Outro dia estava conversando com uma grande amiga e professora de linguagem. Ela reclamava que seus alunos possuíam uma preguiça muito grande de ler.
Minha opinião a esse respeito é justamente o contrário, no Brasil nunca se leu e escreveu tanto. O problema é a qualidade da leitura. O que se lê?
Historicamente o brasileiro nunca foi muito adepto da leitura. Grande dificuldade dos estudantes em resolver problemas de física reside em ler e interpretar o enunciado e posteriormente enunciar a resposta de forma coerente e objetiva.
Havia uma época em que se acreditou que o fato dos livros estarem acessíveis na “palma da mão” de qualquer pessoa dotada de um gadget nos tornaria leitores mais assíduos. Pelo contrário, isso provocou o desaparecimento de um numero muito grande de livrarias físicas e lançou os livros dentro do um caos de informações que é a rede mundial de computadores.

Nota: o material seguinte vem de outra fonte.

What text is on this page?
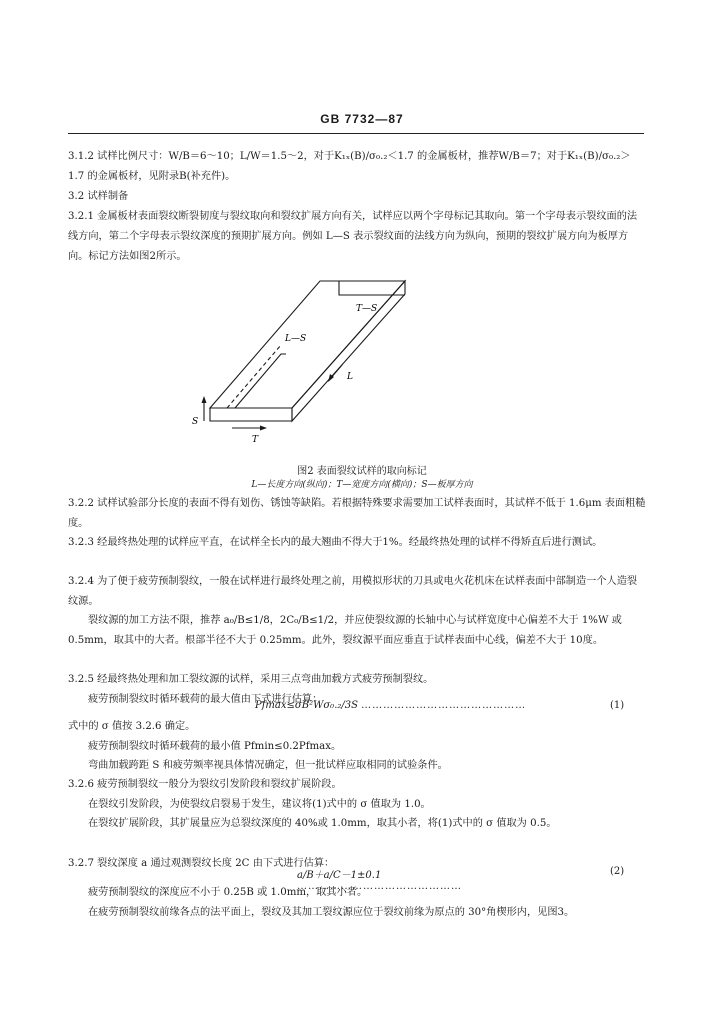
GB 7732—87

3.1.2 试样比例尺寸：W/B＝6～10；L/W＝1.5～2，对于K₁ₓ(B)/σ₀.₂＜1.7 的金属板材，推荐W/B＝7；对于K₁ₓ(B)/σ₀.₂＞1.7 的金属板材，见附录B(补充件)。

3.2 试样制备

3.2.1 金属板材表面裂纹断裂韧度与裂纹取向和裂纹扩展方向有关，试样应以两个字母标记其取向。第一个字母表示裂纹面的法线方向，第二个字母表示裂纹深度的预期扩展方向。例如 L—S 表示裂纹面的法线方向为纵向，预期的裂纹扩展方向为板厚方向。标记方法如图2所示。

T—S
L—S
L
S
T
图2 表面裂纹试样的取向标记
L—长度方向(纵向)；T—宽度方向(横向)；S—板厚方向

3.2.2 试样试验部分长度的表面不得有划伤、锈蚀等缺陷。若根据特殊要求需要加工试样表面时，其试样不低于 1.6μm 表面粗糙度。

3.2.3 经最终热处理的试样应平直，在试样全长内的最大翘曲不得大于1%。经最终热处理的试样不得矫直后进行测试。

3.2.4 为了便于疲劳预制裂纹，一般在试样进行最终处理之前，用模拟形状的刀具或电火花机床在试样表面中部制造一个人造裂纹源。

裂纹源的加工方法不限，推荐 a₀/B≤1/8，2C₀/B≤1/2，并应使裂纹源的长轴中心与试样宽度中心偏差不大于 1%W 或 0.5mm，取其中的大者。根部半径不大于 0.25mm。此外，裂纹源平面应垂直于试样表面中心线，偏差不大于 10度。

3.2.5 经最终热处理和加工裂纹源的试样，采用三点弯曲加载方式疲劳预制裂纹。

疲劳预制裂纹时循环载荷的最大值由下式进行估算：

Pfmax≤σB²Wσ₀.₂/3S ………………………………………	(1)

式中的 σ 值按 3.2.6 确定。

疲劳预制裂纹时循环载荷的最小值 Pfmin≤0.2Pfmax。

弯曲加载跨距 S 和疲劳频率视具体情况确定，但一批试样应取相同的试验条件。

3.2.6 疲劳预制裂纹一般分为裂纹引发阶段和裂纹扩展阶段。

在裂纹引发阶段，为使裂纹启裂易于发生，建议将(1)式中的 σ 值取为 1.0。

在裂纹扩展阶段，其扩展量应为总裂纹深度的 40%或 1.0mm，取其小者，将(1)式中的 σ 值取为 0.5。

3.2.7 裂纹深度 a 通过观测裂纹长度 2C 由下式进行估算：

a/B＋a/C－1±0.1 ………………………………………
(2)

疲劳预制裂纹的深度应不小于 0.25B 或 1.0mm，取其小者。

在疲劳预制裂纹前缘各点的法平面上，裂纹及其加工裂纹源应位于裂纹前缘为原点的 30°角楔形内，见图3。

A virtualização dos livros dividiu opiniões. Alguns rejeitaram a ideia e continuam praticando a leitura física e “sentindo cheiro de papel”. Outros (como eu) andam com sua biblioteca na mochila, consultando-a a todo instante e lendo cerca de 80 livros por ano. Mas estamos falando de quem de alguma forma ja possui o habito de ler. E quanto aos que ainda não possuem o habito da boa leitura?
Estes navegam de informação e informação, repetindo-as sem análise e chegando a lugar nenhum. A escola enfrenta esse problema: os estudantes simplesmente não leem e quando o fazem, possuem uma dificuldade muito grande de interpretar o texto.
Os dados estão na pesquisa Retratos da Leitura no Brasil, feita com 5.012 pessoas em 311 municípios de todos os Estados em 2007.
Vejo esse problema como algo muito grave. Pois todo o pensamento humano e suas aplicações nas diversas áreas do conhecimento estão estruturadas por meio de uma lógica necessária de se entender para que ao apropriar-se dessa lógica, o individuo possa aplicá-la da forma que desejar. Sem o habito da leitura, a pessoa terá uma noção muito ruim, dessa estruturação lógica e sem se apropriar dela irá depender SEMPRE da interpretação de terceiros. Se esse problema for levado à vida adulta, a dependência desse individuo o tornará um alvo fácil e subserviente.
Quando comecei a ter contato com mais pessoas que também nutrem um gosto por jogos analógicos notei uma constante muito preocupante: Grande maioria não gosta ou tem preguiça de ler o manual. Para estes um manual de 12 páginas já é algo custoso. Para estes, ler um manual de 32 páginas é um desaforo.
Me lembro de quando pegava emprestado suplementos de RPG e me obrigava a ler cerca de 200 páginas em menos de uma semana para devolver o livro rapidamente. Ler e anotar “à mão” tudo que achasse relevante para os meus propósitos. E hoje a falta de leitura é um mal que afinge até mesmo RPGistas veteranos, que não se dão o trabalho nem ao menos de ler as informações mas básicas da raça ou da classe do seu personagem.
Não é atoa que vídeos de regras fazem tanto sucesso no youtube. Por meio do vídeo temos a informação “toda mastigada” por que o trabalho intelectual já foi feito por outra pessoa. Essa outra pessoa, estudou as regras, se apoderou de sua estrutura lógica e cresceu cognitivamente. Ela filtra o que bem entender e vende o que bem quiser a quem asiste o vídeo. Algumas vezes, quem assiste ao vídeo paga por algo que ela poderia ter “de graça”.
Espero que alguns descubram que ler e estudar um manual pode ser tão prazeroso quanto jogar. Antes do youtube era lendo o manual do jogo que se podia ter alguma noção de como o jogo funcionava na mesa. A facilidade do Youtube não deve substituir a leitura do manual, mas servir como ferramenta para enriquecer o entendimento sobre o jogo.
Considero que ler o manual e conhecer as regras, ainda que superficialmente deve ser uma obrigação de todos que se propõe a jogar. O habito de esperar que alguém sempre lhe explique as regras do jogo é um comportamento que denota no minimo uma falta de comprometimento com o ato de jogar.
Com grande frequência alguém quando vai se referir ao tempo do jogo, contabiliza o tempo de explicação das regras como se isso fosse algo “do jogo”. Se todos chegarem na mesa com uma boa noção da regras esse tempo tende a zero (ou a próximo de zero). Claro que sempre tem as pessoas que sentem algum prazer em receber a atenção quando explicam as regras para uma plateia e faz questão de que os outros sempre saibam menos que ele próprio, mas aí é outra história.
Se você está em um hobby que se propões a ser “analógico” deveria ao menos uma vez ponderar sobre estas questões. Por fim eu queria dizer apenas: parem de pedir explicação de regras, preguem a bunda na cadeira e leiam a droga do manual.